Contributed by The Muslim Vibe
The Names of Allah
Perhaps this is why the Prophet Muhammad used two ways of indicating the full number of Allah’s best names when he said: “Allah has ninety-nine names; one-hundred minus one, and whoever knows them will go to Paradise” (Sahih Al-Bukhari – Book 50 Hadith 894).
The 100 includes the one special name that echoes in the heart, mind, and soul, of a pious Muslim; that makes the generic Allah into the extra holy name of the Muslim who loves Allah.
As a neutral outsider, and an American Reform Rabbi, I can understand why some Muslims would object to Christians using the word Allah in the context of saying that Jesus is the son of Allah. Almost eleven centuries ago, the great scholar Rabbi Saadiah Gaon (d. 942 in Iraq) regularly referred to God as Allah in his Arabic commentary to the Torah.
No one at that time, or in any later century, objected to Rabbi Saadiah Gaon’s use of Allah because he referred to a unitarian God and not a trinitarian God. In today’s world it would be better for trinitarians to use another Arabic word for Divinity such as Al-Rakhman ‘the Merciful One’; which is exactly equivalent to the Jewish Aramaic word Rakhmana used by both Jews and Christians in the centuries after Jesus.
Thus, one could say that Allah spoke to Jesus as the Qur’an itself states: “Allah said: Jesus, I will take you back and raise you up to Myself…(3:55)” however, one should not say that Jesus is the son of Allah.
I myself follow the words of the Qur’an that direct Muslims to say: “We have believed in Allah and in what was revealed to us and what was revealed to Abraham, Ishmael, Isaac, Jacob, and the Tribes, and in what was given to Moses and Jesus and to the prophets from their Lord. We make no distinction between any of them, and we are Muslims [submitting] to Him (3:84)”.

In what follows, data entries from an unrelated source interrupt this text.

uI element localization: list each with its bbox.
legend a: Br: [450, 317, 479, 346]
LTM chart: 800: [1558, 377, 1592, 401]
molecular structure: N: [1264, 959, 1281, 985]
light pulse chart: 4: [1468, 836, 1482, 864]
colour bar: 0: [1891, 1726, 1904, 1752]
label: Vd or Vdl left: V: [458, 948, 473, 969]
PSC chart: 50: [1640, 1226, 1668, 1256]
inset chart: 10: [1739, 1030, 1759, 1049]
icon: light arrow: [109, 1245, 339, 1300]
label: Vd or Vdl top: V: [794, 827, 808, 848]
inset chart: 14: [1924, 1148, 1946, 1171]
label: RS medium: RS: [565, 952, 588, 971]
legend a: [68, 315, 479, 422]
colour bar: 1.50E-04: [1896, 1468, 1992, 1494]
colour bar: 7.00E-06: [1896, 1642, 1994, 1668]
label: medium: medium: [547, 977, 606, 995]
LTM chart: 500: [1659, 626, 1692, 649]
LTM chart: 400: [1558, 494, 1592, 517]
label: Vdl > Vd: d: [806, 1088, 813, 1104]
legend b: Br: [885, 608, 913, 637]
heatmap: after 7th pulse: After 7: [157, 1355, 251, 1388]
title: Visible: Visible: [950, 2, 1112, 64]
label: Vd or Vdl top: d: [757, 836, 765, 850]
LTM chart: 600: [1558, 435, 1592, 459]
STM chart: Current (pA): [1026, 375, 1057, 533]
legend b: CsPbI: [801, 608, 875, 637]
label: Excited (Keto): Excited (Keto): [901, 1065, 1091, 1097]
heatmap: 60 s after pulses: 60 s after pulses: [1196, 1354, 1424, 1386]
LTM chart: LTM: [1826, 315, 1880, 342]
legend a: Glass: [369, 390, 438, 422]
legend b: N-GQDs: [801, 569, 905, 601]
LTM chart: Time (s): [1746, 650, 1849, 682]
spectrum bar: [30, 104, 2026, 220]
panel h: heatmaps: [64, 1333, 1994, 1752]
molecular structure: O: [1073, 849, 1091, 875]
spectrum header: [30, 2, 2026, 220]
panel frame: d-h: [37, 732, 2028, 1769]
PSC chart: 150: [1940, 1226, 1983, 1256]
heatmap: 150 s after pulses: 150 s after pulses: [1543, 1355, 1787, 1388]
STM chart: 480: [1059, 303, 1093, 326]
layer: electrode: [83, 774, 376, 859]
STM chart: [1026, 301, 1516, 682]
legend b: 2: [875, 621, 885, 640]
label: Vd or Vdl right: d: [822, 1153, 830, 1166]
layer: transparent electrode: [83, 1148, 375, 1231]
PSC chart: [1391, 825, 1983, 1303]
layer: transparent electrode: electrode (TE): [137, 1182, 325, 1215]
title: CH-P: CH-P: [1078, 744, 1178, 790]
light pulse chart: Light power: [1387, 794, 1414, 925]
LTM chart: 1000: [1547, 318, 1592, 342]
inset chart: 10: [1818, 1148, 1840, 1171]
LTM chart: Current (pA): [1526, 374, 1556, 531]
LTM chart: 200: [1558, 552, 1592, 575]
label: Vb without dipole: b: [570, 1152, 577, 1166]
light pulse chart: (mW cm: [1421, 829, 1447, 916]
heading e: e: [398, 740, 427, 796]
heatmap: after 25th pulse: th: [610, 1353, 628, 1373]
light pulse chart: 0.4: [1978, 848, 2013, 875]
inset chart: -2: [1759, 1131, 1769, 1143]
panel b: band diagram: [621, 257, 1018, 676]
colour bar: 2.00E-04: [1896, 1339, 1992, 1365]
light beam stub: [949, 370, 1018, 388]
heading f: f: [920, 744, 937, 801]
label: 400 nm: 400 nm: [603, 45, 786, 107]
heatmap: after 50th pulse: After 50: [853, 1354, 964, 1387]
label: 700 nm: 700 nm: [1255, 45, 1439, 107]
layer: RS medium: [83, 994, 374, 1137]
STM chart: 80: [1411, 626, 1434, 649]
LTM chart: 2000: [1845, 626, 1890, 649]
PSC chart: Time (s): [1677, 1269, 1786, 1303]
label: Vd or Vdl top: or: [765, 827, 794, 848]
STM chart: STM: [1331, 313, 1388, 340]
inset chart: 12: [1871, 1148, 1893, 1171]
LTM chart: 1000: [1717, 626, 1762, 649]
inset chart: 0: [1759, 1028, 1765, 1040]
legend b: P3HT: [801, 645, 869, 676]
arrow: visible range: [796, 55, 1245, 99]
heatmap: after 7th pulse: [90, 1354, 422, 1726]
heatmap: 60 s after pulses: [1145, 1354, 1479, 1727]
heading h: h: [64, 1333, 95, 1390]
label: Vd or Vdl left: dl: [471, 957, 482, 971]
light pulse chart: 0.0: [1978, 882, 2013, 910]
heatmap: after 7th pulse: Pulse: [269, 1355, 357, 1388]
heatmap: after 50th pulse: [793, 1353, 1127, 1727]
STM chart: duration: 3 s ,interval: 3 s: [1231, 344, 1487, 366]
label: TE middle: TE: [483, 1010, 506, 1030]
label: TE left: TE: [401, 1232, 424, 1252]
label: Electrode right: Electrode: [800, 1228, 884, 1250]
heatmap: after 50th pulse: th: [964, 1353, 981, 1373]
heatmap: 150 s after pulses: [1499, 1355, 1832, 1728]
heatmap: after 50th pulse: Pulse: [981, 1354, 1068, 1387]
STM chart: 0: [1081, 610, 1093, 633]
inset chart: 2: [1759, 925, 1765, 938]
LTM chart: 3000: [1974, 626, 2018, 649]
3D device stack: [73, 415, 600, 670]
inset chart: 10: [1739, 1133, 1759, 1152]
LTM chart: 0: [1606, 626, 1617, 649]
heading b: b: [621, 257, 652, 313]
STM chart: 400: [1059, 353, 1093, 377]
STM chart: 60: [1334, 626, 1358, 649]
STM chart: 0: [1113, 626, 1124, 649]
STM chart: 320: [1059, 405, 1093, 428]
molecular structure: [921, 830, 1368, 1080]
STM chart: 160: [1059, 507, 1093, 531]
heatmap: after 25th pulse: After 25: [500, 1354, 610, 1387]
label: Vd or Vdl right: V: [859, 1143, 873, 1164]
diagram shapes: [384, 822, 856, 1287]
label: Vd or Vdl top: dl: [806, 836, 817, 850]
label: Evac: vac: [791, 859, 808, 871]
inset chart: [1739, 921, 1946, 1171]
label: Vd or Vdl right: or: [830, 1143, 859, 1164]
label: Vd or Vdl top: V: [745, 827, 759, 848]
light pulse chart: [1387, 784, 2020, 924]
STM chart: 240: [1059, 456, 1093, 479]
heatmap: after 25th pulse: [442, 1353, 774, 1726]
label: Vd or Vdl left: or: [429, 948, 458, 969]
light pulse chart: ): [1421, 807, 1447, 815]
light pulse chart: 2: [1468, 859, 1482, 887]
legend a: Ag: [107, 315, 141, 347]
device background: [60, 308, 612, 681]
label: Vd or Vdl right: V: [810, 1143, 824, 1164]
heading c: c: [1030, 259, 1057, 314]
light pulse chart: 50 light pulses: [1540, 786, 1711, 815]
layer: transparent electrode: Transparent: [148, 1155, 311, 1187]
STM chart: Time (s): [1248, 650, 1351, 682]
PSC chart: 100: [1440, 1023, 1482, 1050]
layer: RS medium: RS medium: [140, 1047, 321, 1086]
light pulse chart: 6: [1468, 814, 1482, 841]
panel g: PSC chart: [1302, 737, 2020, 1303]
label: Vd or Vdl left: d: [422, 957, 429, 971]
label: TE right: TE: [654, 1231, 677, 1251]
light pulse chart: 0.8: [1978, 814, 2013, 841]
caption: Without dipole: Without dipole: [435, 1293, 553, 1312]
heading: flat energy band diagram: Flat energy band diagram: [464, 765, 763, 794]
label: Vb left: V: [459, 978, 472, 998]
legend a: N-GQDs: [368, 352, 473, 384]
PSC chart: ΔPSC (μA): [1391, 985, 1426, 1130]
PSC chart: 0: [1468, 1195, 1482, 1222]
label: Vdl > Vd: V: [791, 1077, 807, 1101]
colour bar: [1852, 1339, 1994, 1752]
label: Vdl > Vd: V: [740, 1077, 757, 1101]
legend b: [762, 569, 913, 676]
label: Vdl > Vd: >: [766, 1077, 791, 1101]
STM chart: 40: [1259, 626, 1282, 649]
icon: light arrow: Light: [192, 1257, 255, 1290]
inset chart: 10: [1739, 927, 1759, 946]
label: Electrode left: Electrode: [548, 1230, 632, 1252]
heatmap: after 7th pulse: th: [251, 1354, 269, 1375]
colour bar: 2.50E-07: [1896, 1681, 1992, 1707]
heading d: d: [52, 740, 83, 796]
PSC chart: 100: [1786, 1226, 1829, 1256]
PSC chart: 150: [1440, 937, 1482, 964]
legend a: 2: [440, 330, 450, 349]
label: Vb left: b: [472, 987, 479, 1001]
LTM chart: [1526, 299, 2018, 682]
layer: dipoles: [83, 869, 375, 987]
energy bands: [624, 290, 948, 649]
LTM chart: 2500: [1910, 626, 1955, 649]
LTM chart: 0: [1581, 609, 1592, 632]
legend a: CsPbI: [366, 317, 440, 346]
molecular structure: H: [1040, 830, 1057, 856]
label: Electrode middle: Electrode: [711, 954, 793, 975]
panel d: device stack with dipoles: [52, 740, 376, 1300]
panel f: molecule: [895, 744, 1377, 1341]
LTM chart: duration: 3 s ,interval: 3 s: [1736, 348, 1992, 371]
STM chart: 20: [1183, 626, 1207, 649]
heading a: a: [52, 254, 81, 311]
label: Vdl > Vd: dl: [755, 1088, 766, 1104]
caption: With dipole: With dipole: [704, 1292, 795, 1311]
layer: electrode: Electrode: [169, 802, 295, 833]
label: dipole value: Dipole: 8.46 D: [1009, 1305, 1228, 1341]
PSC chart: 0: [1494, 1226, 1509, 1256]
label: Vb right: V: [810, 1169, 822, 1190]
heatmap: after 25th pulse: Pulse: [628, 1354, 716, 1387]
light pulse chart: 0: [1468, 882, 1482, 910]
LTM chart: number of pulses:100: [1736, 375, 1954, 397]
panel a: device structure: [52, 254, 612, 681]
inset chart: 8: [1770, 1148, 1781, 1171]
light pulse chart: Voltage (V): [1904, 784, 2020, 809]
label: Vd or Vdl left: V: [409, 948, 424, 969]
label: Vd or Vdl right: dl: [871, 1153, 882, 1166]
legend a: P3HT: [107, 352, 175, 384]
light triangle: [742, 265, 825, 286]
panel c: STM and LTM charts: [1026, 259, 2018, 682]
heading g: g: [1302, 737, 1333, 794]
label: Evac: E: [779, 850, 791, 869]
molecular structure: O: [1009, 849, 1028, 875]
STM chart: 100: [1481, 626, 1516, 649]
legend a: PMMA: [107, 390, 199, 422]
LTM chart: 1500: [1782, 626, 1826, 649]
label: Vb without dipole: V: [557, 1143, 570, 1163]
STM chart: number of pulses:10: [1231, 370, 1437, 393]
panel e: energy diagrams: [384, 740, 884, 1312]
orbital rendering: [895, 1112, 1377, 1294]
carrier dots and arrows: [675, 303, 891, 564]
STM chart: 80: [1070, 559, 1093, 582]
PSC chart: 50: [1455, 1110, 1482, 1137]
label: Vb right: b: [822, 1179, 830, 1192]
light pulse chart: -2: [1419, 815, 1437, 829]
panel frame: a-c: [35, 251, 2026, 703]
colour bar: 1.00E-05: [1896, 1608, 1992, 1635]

So, I believe that Jewish, Christian and Muslim religious leaders should always try to harmonize differences between the Sacred Scriptures of Moses, David, Jesus, and Muhammad, and avoid claiming that only one Holy Book (ours) can be true.
I think of myself as a Muslim Jew i.e. a faithful Jew submitting to the will of God, because as a Rabbi I am faithful to the covenant that God made with Abraham – the first Muslim Jew, and I submit to the covenant and the commandments that God made with the people of Israel at Mount Sinai.
As a Reform Rabbi, I believe that Jewish spiritual leaders should modify Jewish tradition as social and historical circumstances change and develop. I also believe we should not make religion difficult for people to practice. These are lessons prophet Muhammad taught 12 centuries before the rise of Reform Judaism in the early 19th century.
If people of good will use the generic aspect of the word Allah only in a monotheistic context, and use another word for a trinitarian or polytheistic context, we can have more light and less hate in our own religious lives.